‘Key task is to stop the dropout rate in Standards VIII and X’
CHENNAI: If the enrolment and pass percentage in schools are not improved, classrooms in universities and colleges will remain empty, R. Srinivasan, full-time member, State Planning Commission, has said.
Expanding access to higher education will have to be preceded by expanding access to schools, he said at a national conference on “Higher Education at Cross Roads-Access and Academic Excellence” in Loyola College on Thursday.
Quoting statistics, he said the rate of enrolment was the highest at 93.5 per cent at the elementary school level, but it dipped drastically to 51.65 per cent at the high school level and 27.82 per cent at the higher secondary level.
Of this, only 10 per cent pursued higher education.
The aim of the Planning Commission was to increase the enrolment at the higher secondary level by 40 per cent during the 11th Plan.
The key task would be to staunch the dropout rate in Standards VIII and X. Reducing the dropout rate and increasing the pass percentage, he said, would lead to a paradigm shift in the quality of school education.

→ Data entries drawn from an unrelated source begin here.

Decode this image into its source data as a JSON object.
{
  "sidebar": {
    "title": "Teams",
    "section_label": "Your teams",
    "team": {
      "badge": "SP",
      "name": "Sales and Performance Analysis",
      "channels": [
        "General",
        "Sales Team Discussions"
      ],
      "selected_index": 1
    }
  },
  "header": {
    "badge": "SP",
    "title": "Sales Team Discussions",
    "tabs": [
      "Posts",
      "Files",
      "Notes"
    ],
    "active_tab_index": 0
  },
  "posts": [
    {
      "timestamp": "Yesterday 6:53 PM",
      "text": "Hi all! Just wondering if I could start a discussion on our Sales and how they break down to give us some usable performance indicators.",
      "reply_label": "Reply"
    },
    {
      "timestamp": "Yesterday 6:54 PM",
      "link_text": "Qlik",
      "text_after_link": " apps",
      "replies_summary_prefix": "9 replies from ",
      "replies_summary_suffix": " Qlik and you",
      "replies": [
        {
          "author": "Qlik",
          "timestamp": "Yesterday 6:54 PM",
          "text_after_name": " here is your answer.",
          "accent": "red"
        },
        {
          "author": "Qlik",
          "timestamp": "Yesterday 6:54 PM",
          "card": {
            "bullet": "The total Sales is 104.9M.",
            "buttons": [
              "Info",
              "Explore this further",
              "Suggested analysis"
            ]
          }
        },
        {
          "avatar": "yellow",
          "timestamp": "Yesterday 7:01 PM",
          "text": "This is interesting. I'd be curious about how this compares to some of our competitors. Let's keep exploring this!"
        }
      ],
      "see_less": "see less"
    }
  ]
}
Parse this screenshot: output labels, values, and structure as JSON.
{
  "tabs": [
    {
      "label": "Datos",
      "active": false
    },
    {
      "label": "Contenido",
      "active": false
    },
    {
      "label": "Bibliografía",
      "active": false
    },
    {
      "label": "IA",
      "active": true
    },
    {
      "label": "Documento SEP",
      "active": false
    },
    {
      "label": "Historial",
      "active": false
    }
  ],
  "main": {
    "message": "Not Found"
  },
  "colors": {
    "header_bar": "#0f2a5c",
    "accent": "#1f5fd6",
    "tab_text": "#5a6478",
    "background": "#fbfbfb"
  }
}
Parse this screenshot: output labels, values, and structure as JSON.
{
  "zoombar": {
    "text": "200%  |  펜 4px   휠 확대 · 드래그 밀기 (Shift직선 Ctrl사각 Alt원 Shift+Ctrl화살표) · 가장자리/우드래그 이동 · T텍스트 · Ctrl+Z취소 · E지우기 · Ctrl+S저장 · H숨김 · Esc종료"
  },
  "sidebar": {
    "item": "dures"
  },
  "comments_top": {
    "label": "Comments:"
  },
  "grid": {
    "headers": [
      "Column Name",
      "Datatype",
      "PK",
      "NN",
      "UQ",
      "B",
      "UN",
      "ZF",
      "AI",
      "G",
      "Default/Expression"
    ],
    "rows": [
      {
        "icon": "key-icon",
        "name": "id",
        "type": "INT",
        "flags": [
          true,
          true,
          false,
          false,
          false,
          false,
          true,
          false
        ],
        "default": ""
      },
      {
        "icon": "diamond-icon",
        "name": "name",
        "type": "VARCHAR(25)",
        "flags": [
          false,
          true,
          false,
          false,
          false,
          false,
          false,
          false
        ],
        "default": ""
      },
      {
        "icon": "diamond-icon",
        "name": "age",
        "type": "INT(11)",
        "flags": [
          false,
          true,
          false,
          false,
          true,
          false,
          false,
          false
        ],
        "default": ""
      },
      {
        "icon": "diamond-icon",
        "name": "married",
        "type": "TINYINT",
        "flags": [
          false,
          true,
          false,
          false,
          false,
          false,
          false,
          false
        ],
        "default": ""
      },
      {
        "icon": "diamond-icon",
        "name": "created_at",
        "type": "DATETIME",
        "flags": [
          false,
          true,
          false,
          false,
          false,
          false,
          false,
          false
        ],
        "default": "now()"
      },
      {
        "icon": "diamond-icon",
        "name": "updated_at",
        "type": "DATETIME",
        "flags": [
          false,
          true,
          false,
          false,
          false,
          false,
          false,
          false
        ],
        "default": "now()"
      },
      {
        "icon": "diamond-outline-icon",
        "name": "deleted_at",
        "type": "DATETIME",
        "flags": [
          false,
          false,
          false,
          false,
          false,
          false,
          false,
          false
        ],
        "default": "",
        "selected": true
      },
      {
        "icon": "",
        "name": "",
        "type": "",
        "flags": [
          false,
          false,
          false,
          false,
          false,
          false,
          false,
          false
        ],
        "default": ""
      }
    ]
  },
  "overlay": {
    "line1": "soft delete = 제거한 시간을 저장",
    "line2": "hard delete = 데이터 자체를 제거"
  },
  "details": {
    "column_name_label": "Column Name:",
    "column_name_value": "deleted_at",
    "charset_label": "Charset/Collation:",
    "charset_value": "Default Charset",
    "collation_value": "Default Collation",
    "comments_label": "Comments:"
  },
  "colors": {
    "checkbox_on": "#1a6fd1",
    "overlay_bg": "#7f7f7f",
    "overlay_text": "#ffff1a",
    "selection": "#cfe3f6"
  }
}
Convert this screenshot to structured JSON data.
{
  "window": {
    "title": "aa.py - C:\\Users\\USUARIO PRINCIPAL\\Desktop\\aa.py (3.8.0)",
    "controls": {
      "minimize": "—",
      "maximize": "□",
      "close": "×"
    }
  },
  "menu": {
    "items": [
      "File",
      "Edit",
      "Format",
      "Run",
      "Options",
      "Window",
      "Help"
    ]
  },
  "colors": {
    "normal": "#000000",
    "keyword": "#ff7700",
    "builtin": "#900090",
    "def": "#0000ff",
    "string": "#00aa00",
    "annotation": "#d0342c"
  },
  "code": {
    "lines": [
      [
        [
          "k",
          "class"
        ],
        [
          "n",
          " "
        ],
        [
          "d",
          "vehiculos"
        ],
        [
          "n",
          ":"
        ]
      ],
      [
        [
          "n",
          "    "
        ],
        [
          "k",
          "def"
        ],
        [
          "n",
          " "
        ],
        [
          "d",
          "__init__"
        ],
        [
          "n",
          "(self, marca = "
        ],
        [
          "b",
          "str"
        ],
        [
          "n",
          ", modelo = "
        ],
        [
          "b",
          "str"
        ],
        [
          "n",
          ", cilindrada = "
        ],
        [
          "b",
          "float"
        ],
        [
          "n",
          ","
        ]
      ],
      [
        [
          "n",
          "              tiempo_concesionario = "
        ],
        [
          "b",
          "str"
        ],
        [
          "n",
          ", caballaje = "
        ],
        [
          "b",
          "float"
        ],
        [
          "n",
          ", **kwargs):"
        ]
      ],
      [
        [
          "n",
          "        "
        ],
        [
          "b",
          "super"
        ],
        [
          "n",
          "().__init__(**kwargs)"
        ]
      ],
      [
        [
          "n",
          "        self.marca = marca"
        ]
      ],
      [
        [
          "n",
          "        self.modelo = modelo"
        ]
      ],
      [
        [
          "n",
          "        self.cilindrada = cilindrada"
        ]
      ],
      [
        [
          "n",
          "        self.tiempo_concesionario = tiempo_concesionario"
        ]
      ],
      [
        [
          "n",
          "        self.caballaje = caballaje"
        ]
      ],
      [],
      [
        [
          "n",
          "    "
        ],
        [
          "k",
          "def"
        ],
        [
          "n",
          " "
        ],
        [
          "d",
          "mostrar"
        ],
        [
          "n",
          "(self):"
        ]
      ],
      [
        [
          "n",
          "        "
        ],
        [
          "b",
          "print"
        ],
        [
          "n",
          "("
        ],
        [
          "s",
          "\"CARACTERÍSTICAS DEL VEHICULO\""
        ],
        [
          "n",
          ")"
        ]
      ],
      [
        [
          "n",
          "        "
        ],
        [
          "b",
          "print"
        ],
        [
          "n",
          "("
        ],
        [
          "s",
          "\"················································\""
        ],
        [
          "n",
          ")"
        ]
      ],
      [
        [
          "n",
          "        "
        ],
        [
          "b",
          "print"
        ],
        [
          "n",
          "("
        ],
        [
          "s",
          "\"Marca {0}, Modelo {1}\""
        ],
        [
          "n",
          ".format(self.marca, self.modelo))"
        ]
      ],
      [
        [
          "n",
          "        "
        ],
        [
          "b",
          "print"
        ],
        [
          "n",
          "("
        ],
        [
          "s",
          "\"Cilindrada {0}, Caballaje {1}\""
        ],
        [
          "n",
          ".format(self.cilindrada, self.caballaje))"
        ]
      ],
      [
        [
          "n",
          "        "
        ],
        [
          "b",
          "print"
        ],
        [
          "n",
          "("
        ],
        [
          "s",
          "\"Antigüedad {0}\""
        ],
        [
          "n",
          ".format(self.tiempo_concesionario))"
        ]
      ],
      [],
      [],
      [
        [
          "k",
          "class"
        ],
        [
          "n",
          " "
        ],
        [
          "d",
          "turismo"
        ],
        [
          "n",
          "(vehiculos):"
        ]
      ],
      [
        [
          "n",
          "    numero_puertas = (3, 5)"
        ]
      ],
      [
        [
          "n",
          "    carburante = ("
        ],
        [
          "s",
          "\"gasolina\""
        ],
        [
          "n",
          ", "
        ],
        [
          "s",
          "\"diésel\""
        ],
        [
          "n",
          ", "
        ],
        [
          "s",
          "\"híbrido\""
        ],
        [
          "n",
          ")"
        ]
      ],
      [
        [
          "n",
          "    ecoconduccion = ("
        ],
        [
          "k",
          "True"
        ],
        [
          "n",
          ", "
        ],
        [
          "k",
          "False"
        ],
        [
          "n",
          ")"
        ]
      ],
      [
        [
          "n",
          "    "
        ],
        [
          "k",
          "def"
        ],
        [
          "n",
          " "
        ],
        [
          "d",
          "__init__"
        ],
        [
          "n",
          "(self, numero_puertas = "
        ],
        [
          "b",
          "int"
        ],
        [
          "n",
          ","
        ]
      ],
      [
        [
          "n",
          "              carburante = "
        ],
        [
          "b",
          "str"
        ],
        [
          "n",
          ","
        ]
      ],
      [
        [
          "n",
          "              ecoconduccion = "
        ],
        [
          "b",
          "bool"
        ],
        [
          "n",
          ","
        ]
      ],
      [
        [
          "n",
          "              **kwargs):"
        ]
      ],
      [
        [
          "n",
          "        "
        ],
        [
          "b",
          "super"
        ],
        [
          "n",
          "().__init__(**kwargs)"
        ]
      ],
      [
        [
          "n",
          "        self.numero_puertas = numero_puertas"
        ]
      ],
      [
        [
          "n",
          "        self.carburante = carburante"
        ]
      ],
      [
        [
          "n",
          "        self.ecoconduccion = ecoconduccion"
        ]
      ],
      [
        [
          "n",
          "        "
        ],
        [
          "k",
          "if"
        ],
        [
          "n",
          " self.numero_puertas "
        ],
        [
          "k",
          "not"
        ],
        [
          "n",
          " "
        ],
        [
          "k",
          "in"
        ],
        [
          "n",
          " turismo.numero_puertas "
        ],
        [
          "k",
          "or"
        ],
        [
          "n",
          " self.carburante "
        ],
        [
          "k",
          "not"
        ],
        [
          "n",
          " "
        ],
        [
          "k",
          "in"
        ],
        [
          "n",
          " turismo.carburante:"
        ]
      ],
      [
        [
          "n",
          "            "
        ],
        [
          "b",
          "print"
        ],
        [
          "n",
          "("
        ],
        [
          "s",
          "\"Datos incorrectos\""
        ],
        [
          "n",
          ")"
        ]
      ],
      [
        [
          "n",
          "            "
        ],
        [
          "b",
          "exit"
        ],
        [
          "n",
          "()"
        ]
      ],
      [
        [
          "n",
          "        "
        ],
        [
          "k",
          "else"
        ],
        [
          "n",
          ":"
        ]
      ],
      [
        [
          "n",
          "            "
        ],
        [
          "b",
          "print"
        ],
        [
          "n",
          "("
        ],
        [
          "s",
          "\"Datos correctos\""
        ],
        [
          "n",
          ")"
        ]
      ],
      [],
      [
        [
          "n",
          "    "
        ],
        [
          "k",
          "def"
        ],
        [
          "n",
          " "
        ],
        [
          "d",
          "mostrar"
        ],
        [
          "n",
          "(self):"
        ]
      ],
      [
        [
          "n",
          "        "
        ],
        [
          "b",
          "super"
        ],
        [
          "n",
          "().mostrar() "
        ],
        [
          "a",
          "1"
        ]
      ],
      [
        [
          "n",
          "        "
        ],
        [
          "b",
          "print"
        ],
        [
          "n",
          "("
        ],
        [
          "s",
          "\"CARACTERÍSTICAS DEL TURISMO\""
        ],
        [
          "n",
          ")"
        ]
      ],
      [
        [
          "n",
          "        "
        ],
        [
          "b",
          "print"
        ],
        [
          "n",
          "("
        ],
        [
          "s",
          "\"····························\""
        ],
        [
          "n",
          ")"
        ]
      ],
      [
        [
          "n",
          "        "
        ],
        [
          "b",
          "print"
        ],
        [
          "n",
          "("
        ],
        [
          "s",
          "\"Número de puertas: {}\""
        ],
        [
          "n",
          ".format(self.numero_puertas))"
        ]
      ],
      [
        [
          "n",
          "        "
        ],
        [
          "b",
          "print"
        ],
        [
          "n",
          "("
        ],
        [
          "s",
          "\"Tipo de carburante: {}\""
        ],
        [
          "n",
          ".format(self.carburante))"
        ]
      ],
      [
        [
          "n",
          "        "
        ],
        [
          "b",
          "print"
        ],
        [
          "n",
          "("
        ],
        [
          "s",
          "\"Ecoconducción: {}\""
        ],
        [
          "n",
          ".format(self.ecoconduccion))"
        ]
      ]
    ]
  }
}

The working group of the Commission intended to increase the Gross Enrolment Ratio in higher education (in the age group 17-23) from 10.5 per cent to 15.5 per cent over the next five years .
N. Ram, Editor-in-Chief, The Hindu, said the objectives of aiming high and throwing open the doors of institutions of higher education should not be contradictory. If one objective was emphasised too much, the endeavour would be in trouble. Colleges and universities would have to make education accessible in a just sense.
India would do well to follow the example set by the West and effect synergies between undergraduate and postgraduate courses and research and training, Mr. Ram said.
India could become a knowledge superpower, by 2020, only through a 100 per cent literacy. For this, free and compulsory education for all must be ensured.
Mr. Ram also launched a book authored by UGC member Xavier Alphonse, “Towards New Pastures. College Autonomy-Three Decades (1978-2000),” and handed over the first copy to Mr. Srinivasan.
Albert Muthumalai, principal, Loyola College, spoke.